Der Mann deutete auf die Stelle, wo der Befehlshaber lag. „Er hat ein Protokollbuch. Das brauchen wir.“
Chen nickte, dann schlich er zum Fuß der Treppe. Hinter ihm, im Hauptbereich des Kellers, nahm Tyrathan seine zusammengebundenen Pfeile und schob die zweikantigen Spitzen zwischen die Spalten in der Kellerdecke, dann drehte er sie so, dass sie verkanteten, einer unter jedem der schlafenden Trolle. Den ersten Pfeil klemmte er unter den Kommandanten, gefolgt von den beiden gesprächigen Trollen, und den letzten platzierte er unter dem schweigsamen Krieger. Dort verharrte der Mensch anschließend auch, um zu Chen hinüberzublicken. Er deutete der Reihe nach auf die Pfeile, von dem neben ihm bis zu dem unter dem Kommandanten, dann bedeutete er dem Pandaren, die Treppe hochzugehen.

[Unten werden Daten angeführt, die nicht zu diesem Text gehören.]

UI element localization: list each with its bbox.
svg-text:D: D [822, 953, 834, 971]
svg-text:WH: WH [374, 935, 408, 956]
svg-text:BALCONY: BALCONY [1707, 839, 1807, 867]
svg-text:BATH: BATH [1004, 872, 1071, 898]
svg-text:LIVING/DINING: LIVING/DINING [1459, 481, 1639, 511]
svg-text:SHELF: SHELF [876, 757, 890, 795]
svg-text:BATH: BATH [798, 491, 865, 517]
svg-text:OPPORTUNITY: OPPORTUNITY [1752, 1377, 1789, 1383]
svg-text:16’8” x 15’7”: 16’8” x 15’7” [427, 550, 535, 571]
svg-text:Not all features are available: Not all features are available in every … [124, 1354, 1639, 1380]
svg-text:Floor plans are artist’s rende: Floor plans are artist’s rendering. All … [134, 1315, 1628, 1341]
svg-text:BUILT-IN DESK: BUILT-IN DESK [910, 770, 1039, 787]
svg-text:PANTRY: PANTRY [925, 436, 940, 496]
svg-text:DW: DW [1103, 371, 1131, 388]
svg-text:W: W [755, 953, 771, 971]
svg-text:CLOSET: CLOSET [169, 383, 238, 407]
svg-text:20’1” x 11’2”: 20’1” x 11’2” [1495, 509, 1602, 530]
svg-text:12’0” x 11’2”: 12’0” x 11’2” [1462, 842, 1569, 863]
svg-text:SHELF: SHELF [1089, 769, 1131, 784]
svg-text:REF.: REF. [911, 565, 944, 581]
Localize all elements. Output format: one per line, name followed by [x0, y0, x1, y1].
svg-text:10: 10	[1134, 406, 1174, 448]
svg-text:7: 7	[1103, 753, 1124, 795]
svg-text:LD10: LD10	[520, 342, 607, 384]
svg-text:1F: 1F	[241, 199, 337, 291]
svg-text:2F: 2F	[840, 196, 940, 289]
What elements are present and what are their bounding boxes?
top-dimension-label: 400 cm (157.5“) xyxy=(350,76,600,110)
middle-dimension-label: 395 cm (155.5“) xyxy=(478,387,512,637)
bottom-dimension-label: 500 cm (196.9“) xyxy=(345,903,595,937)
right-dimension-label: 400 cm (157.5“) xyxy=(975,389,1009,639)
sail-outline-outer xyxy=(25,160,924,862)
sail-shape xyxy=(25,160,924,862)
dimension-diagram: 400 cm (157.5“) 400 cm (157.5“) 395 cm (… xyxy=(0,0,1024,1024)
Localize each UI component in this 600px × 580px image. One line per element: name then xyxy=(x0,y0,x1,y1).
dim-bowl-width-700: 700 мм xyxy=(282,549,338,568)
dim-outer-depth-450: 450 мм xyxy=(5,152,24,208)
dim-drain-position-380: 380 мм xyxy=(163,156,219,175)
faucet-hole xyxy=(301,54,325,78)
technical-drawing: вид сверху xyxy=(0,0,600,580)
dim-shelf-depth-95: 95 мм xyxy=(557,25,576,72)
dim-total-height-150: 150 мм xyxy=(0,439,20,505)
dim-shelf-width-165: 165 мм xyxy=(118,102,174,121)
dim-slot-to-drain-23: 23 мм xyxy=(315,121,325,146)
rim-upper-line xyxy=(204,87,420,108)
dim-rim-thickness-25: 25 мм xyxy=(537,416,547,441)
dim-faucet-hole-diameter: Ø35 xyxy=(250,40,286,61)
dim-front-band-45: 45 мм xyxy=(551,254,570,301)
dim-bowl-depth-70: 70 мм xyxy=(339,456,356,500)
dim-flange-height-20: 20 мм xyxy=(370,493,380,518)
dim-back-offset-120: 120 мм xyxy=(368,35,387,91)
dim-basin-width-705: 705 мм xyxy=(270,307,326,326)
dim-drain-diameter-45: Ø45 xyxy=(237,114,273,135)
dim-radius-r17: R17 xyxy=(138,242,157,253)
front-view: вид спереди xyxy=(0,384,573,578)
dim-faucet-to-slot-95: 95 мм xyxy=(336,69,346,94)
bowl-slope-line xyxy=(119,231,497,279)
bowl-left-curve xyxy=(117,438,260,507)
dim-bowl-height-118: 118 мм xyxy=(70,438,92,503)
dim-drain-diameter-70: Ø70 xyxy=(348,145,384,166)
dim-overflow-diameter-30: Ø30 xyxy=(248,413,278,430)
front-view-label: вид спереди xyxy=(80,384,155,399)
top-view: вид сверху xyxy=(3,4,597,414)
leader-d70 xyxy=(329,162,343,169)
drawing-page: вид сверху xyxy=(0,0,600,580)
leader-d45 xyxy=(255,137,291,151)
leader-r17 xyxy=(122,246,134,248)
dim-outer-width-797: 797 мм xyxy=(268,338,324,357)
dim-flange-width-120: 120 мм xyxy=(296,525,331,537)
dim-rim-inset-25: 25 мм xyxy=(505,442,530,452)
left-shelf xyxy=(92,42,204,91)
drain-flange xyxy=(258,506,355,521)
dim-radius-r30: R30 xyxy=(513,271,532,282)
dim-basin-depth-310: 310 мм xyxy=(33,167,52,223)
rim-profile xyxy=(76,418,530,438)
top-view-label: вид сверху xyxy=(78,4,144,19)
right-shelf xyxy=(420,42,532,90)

Chen nickte und machte sich bereit.
Der Mensch rammte den ersten Pfeil nach oben in den Körper des Trolls und drehte ihn herum. Noch bevor sein Opfer einen Schrei ausstoßen konnte, sprang Tyrathan in die Mitte des Kellers und stieß die beiden Pfeile dort nach oben, einen mit jeder Hand. Seine Opfer keuchten, und er wirbelte weiter, um auch den letzten Pfeil durch die Bodenbretter zu stoßen.
Chen stürmte die Stufen nach oben. Er hielt sich nicht mit der Suche nach dem Hebel auf, sondern rannte geradewegs durch die Geheimtür hindurch. Holz zersplitterte, und Geschirr und Schalen flogen in den Hauptraum, eine halbe Sekunde später gefolgt vom Körper des Pandaren. Rechts von ihm lag der schweigsame Troll auf der Seite; der Pfeil hatte sich durch seinen Oberarm in seine Brust gebohrt. Er versuchte mit dem freien Arm nach einem Messer zu greifen, aber Chen trat mit dem Fuß zu. Der Kopf des Zandalari wurde nach hinten gerissen und donnerte gegen die Wand.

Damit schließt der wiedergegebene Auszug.